Bit Strings
Your task is to calculate the number of bit strings of length \(n\).
A bit string is a sequence of \(n\) characters, each of which is either 0 or 1.
For example, if \(n = 3\), the bit strings are [000, 001, 010, 011, 100, 101, 110, 111], so there are \(8\) such strings.
Input:
- A single integer \(n\).
Output:
- Print the total number of bit strings of length \(n\), modulo \(10^9 + 7\).
Constraints:
- \(1 \le n \le 10^6\)
Example:
Input:
3
Output:
8
Solution
Each of the \(n\) positions in the bit string has 2 independent choices: 0 or 1. So, by the rule of product, the number of bit strings is \(2^n\). We must print this value modulo \(M = 10^9 + 7\).
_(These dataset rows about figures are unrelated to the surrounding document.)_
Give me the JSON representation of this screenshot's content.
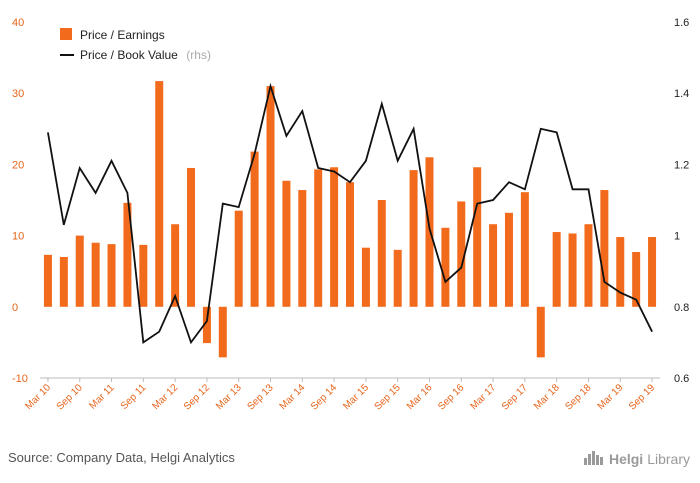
{
  "chart_data": {
    "type": "bar",
    "categories": [
      "Mar 10",
      "Jun 10",
      "Sep 10",
      "Dec 10",
      "Mar 11",
      "Jun 11",
      "Sep 11",
      "Dec 11",
      "Mar 12",
      "Jun 12",
      "Sep 12",
      "Dec 12",
      "Mar 13",
      "Jun 13",
      "Sep 13",
      "Dec 13",
      "Mar 14",
      "Jun 14",
      "Sep 14",
      "Dec 14",
      "Mar 15",
      "Jun 15",
      "Sep 15",
      "Dec 15",
      "Mar 16",
      "Jun 16",
      "Sep 16",
      "Dec 16",
      "Mar 17",
      "Jun 17",
      "Sep 17",
      "Dec 17",
      "Mar 18",
      "Jun 18",
      "Sep 18",
      "Dec 18",
      "Mar 19",
      "Jun 19",
      "Sep 19"
    ],
    "tick_labels": [
      "Mar 10",
      "Sep 10",
      "Mar 11",
      "Sep 11",
      "Mar 12",
      "Sep 12",
      "Mar 13",
      "Sep 13",
      "Mar 14",
      "Sep 14",
      "Mar 15",
      "Sep 15",
      "Mar 16",
      "Sep 16",
      "Mar 17",
      "Sep 17",
      "Mar 18",
      "Sep 18",
      "Mar 19",
      "Sep 19"
    ],
    "series": [
      {
        "name": "Price / Earnings",
        "type": "bar",
        "axis": "left",
        "color": "#f26b1d",
        "values": [
          7.3,
          7.0,
          10.0,
          9.0,
          8.8,
          14.6,
          8.7,
          31.7,
          11.6,
          19.5,
          -5.1,
          -7.1,
          13.5,
          21.8,
          31.0,
          17.7,
          16.4,
          19.3,
          19.6,
          17.5,
          8.3,
          15.0,
          8.0,
          19.2,
          21.0,
          11.1,
          14.8,
          19.6,
          11.6,
          13.2,
          16.1,
          -7.1,
          10.5,
          10.3,
          11.6,
          16.4,
          9.8,
          7.7,
          9.8
        ]
      },
      {
        "name": "Price / Book Value",
        "type": "line",
        "axis": "right",
        "color": "#111111",
        "values": [
          1.29,
          1.03,
          1.19,
          1.12,
          1.21,
          1.12,
          0.7,
          0.73,
          0.83,
          0.7,
          0.76,
          1.09,
          1.08,
          1.23,
          1.42,
          1.28,
          1.35,
          1.19,
          1.18,
          1.15,
          1.21,
          1.37,
          1.21,
          1.3,
          1.02,
          0.87,
          0.91,
          1.09,
          1.1,
          1.15,
          1.13,
          1.3,
          1.29,
          1.13,
          1.13,
          0.87,
          0.84,
          0.82,
          0.73
        ]
      }
    ],
    "legend": {
      "bar_label": "Price / Earnings",
      "line_label": "Price / Book Value",
      "line_suffix": "(rhs)",
      "placement": "top-left"
    },
    "y_left": {
      "min": -10,
      "max": 40,
      "ticks": [
        "40",
        "30",
        "20",
        "10",
        "0",
        "-10"
      ],
      "tick_values": [
        40,
        30,
        20,
        10,
        0,
        -10
      ]
    },
    "y_right": {
      "min": 0.6,
      "max": 1.6,
      "ticks": [
        "1.6",
        "1.4",
        "1.2",
        "1",
        "0.8",
        "0.6"
      ],
      "tick_values": [
        1.6,
        1.4,
        1.2,
        1.0,
        0.8,
        0.6
      ]
    },
    "grid": false
  },
  "footer": {
    "source": "Source: Company Data, Helgi Analytics",
    "brand_bold": "Helgi",
    "brand_light": "Library"
  },
  "colors": {
    "accent": "#f26b1d",
    "line": "#111111",
    "axis_text_left": "#e8641b"
  }
}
We can compute \(2^n \bmod M\) sequentially with a simple loop:
Start with
ans = 1.Repeat
ntimes:\(\text{ans} = (2 \cdot \text{ans}) \bmod M.\)
After \(n\) iterations, ans equals \(2^n \bmod M\).
This runs in \(O(n)\) time. Since \(n \le 10^6\), a loop with \(10^6\) iterations is easily within the time limit.
Sequential idea:
Initialize ans = 1
for i = 1 to n:
ans = (ans * 2) % M
output ans
#include <iostream>
using namespace std;
const long long MOD = 1000000007LL;
int main() {
ios::sync_with_stdio(false);
cin.tie(nullptr);
long long n;
cin >> n;
long long ans = 1;
for (long long i = 0; i < n; ++i) {
ans = (ans * 2) % MOD;
}
cout << ans << "\n";
return 0;
}For this problem, an \(O(n)\) loop is fast enough. In problems where \(n\) can be much larger (e.g., up to \(10^{18}\)), we cannot loop \(n\) times.
In those cases, we should use binary (fast) modular exponentiation to compute \(2^n \bmod M\) in \(O(\log n)\) time instead of \(O(n)\).